Commercial Real Estate: Solving The Down Payments Dilemma
If the down payment requirements on a proposed commercial property transaction are preventing you from concluding the sale, or if, as an investor, you are unable to find sufficient equity, there are options to consider.
SBA Loans Require A Smaller Down Payment
The Small Business Administration is a body set up to assist small businesses in acquiring commercial properties, but only in situations where the small, for-profit business will occupy at least 51% of the building for their own operation. The interest rate charged on SBA loans is usually the lowest available to buyers but is not available to investors or speculators wanting to rent the building or resell it for a profit.
The SBA loan typically requires only a 10% down payment and can be used only to purchase, refinance, or develop commercial real estate.
Conventional Banks Have Strict Requirements
While traditional banks offer excellent rates, particularly to their most valued clients, they are strict regarding their requirements. Borrowers have to provide an unblemished credit history, proof of income and expenses, and a valuation of the property. Commercial real estate loans are usually made not to individuals but to business entities.

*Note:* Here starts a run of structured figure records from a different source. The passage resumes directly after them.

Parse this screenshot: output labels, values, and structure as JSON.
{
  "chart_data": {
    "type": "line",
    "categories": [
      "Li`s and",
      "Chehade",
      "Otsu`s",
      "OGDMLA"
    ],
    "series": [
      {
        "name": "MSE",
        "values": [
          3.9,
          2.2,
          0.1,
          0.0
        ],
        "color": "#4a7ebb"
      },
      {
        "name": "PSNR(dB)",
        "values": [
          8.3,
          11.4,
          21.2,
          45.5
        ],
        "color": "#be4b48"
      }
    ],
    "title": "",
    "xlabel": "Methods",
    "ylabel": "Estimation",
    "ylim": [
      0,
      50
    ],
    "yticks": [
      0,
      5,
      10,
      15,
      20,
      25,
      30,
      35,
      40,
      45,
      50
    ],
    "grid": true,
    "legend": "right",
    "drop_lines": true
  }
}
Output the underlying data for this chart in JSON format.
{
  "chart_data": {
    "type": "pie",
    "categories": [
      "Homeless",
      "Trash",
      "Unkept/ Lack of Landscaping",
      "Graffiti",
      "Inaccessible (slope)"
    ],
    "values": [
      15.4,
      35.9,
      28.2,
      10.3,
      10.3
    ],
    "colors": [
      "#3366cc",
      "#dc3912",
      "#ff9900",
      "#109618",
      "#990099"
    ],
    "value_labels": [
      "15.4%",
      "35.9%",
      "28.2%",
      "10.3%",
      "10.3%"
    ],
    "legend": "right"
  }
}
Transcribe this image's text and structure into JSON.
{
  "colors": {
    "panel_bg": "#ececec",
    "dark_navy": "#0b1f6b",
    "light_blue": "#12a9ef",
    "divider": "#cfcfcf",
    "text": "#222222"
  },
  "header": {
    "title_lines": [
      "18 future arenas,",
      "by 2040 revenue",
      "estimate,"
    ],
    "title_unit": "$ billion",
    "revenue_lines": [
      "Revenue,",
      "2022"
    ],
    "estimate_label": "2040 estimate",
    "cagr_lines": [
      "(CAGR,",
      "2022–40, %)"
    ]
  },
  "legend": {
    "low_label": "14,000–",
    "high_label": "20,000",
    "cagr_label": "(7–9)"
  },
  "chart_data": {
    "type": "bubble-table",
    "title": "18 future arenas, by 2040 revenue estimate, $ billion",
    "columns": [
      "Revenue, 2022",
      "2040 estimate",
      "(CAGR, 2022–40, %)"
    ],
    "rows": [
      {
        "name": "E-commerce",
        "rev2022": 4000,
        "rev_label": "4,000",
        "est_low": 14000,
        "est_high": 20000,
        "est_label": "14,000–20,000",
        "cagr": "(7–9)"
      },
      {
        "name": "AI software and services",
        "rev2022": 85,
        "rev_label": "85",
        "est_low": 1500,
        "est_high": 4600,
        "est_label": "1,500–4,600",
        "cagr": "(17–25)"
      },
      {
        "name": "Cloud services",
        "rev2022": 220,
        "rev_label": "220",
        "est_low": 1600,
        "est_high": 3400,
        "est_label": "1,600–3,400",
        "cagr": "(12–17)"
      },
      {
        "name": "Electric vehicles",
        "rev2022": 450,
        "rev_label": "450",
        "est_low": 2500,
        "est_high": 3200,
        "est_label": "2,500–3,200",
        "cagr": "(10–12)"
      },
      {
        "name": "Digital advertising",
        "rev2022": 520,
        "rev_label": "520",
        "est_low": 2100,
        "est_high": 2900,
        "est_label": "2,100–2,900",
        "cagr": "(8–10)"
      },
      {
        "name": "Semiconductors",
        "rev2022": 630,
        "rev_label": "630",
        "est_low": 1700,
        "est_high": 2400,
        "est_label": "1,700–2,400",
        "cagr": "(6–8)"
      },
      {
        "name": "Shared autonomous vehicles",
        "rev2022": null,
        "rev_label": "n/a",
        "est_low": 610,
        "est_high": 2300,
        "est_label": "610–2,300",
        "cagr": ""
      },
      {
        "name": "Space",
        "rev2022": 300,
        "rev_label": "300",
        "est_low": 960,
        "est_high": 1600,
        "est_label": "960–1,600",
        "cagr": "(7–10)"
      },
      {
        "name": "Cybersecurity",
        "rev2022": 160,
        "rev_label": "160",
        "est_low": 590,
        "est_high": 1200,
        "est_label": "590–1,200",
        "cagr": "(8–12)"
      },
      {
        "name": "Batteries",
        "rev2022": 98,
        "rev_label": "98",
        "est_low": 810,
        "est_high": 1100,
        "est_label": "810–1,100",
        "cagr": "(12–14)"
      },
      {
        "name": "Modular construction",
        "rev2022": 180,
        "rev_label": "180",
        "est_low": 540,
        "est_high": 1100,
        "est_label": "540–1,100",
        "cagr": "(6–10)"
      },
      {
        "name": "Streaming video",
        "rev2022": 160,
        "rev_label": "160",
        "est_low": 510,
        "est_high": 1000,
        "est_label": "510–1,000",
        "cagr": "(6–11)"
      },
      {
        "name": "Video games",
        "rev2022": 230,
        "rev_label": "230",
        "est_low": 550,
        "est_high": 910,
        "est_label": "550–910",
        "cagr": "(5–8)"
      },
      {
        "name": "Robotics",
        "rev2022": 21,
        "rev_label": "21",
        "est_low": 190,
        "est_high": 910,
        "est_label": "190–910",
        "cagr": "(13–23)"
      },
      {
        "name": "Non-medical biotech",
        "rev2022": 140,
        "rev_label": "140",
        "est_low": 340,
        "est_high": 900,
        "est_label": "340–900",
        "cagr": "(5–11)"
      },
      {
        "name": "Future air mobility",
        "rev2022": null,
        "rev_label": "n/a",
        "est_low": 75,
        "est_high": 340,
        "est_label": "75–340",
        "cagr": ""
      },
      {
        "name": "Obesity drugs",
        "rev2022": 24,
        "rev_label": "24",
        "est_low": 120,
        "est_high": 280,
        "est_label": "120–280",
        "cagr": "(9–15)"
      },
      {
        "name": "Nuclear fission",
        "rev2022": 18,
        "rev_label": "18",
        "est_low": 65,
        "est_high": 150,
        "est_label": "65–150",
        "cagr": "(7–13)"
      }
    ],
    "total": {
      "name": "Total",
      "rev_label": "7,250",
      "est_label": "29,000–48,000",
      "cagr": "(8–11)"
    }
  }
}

To grant these loans, the banks require that the annual income generated from rentals and other sources is between 8% and 10% of the loan. The repayment period on commercial is typically between 5 and 20 years. The repayments may be for a period of, say, ten years, but that repayment amount is based on the loan being amortized over 20 years. The balance due at the end of the ten years is then payable in one balloon payment.
Coupled with this, the LTV the bank requires is between 65% and 80%, so while their rates are attractive, traditional banks require a hefty down payment of up to 35%. The dilemma lies in balancing these pros and cons.
Private Lenders – An Expensive Solution To The Down Payment Dilemma?
Non-bank lenders comprise individual lenders or institutions that provide hard cash loans for owner-user and speculative investors in commercial property. Their requirements are usually less restrictive, with down payments often as low as 15%, with repayment terms more generous than the banks, at least in terms of the loan period, which can be up to 20 years.
While these terms are all negotiable, and decisions are made quickly, there is a cost: interest rates are higher based on the borrower’s credit rating, the type of business, and the risk to the lender. Coupled with the lower down payment, this translates to substantially higher monthly repayments, and the borrower needs to be sure that the income from the investment is secure and sufficient to meet the higher figure.
Strength In Numbers
Possibly the most straightforward, least risky way of overcoming the down payment problem when investing in commercial property is to play the numbers game, not by gambling, but by:
- Joining forces with other investors to pool resources, combine income streams, be in a position to offer more than minimum equity, and negotiate the best possible terms with the bank.
- Buying small commercial properties initially and taking advantage of market opportunities to build up a portfolio of successful investments will then provide the necessary equity to qualify for the required finance on the more significant deals when they arise in the future.
Conclusion
The down payment required by lenders in a commercial real estate transaction has several functions but essentially reduces their risk. At the same time, it reflects the financial strength of the purchaser and their ability to afford the repayments and other expenses involved in the deal. Resolving the dilemma of how much the down payment should be is a calculation requiring a great deal of skill and expertise.